Le Train de la Honte aboutit pathétiquement à Montréal dans un éclat de perturbation anti-olympique!

Montréal, le 20 octobre 2008 ? Une centaine de manifestant-e-s se sont rassemblé-e-s dans le Vieux Port de Montréal, samedi dernier, pour perturber le dernier toussotement public du soi-disant « Train de la fierté » du Canadien Pacifique. Après plusieurs manifestations et perturbations similaires tout au long de sa course à travers le pays, de la côte ouest jusqu'à Montréal, le « Train de la fierté » (surnommé le « Train de la Honte »), a une fois de plus été accueilli bruyamment par des manifestant-e-s et a dû modifier ou carrément annuler plusieurs éléments du programme prévu pour la cérémonie de clôture.

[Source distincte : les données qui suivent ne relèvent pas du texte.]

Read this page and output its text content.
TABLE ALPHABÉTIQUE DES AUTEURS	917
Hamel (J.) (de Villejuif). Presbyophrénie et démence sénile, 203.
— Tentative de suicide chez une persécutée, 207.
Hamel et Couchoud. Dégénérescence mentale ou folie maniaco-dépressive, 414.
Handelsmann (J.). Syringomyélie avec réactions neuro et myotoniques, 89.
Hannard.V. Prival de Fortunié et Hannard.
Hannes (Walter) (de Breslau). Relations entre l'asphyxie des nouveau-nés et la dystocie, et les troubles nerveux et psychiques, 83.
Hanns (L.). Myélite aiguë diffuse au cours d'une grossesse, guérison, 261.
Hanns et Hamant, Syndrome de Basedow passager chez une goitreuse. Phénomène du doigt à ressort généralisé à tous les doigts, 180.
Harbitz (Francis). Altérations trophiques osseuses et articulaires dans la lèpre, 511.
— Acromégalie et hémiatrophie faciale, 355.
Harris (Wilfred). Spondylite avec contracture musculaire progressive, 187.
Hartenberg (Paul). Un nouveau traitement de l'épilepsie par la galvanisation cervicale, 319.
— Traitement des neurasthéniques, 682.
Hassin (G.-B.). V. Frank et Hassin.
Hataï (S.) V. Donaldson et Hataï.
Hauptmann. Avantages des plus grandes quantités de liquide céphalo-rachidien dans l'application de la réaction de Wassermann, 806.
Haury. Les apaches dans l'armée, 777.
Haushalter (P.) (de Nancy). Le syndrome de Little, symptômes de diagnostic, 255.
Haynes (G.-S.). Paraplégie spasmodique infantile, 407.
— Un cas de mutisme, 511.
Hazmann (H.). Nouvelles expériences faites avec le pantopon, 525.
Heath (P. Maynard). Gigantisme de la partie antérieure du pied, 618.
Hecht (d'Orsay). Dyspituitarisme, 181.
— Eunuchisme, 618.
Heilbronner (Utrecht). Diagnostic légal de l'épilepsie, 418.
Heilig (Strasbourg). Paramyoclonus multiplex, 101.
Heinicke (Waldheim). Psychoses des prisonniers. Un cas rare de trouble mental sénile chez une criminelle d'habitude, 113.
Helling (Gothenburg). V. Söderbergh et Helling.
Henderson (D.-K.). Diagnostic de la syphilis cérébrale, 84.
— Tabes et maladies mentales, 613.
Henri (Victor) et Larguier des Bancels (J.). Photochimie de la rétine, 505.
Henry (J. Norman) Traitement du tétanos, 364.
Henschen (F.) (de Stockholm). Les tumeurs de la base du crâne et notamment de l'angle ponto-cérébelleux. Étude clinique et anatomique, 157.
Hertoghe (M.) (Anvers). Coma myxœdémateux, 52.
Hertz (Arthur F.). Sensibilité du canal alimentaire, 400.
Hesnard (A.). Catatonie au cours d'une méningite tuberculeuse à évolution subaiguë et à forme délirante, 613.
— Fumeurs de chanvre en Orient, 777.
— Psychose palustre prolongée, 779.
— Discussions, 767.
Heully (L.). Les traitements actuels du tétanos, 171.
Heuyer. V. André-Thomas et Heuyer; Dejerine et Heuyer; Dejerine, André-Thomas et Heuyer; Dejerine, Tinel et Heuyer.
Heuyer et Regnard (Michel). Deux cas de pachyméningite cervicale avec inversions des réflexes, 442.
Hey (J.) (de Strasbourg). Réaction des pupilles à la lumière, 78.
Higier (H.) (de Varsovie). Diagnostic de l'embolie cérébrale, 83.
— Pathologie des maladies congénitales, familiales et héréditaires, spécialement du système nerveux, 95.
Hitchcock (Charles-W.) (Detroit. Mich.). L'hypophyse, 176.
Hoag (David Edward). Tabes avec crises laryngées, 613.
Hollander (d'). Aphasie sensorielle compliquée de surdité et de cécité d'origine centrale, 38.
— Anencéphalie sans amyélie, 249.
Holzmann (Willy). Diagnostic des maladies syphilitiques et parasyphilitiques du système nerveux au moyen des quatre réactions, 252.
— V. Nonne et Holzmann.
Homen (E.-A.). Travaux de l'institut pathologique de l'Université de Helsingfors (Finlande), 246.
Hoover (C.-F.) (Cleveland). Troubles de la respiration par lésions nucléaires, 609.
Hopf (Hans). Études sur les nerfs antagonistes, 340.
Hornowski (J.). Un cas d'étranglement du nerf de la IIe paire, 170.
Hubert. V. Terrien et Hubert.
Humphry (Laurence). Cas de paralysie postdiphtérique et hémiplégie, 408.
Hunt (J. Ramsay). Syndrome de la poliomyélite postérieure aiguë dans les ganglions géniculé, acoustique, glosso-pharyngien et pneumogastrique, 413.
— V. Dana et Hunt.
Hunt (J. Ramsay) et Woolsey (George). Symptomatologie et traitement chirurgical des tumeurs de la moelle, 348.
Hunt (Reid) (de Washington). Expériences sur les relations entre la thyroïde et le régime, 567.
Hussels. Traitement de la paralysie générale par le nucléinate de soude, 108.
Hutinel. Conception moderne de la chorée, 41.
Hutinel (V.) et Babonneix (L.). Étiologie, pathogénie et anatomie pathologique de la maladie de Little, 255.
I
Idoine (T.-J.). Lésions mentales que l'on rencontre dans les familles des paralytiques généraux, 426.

-> Photos de la perturbation du Train de la fierté du CP à Montréal :
http://www.mediacoop.ca/photo/138

Parmi les manifestants et manifestantes du « Comité d'accueil du Train de la Honte à Montréal » figurait un importante délégation de la communauté Mohawk de Kahnawake, dont Stuart Myiow Sr. du Mohawk Traditional Council, et Carol
McGregor, qui a parlé de la résistance soutenue contre le projet d'extension de l'autoroute 30 sur la rive sud de Montréal, à travers le territoire de Kahnawake.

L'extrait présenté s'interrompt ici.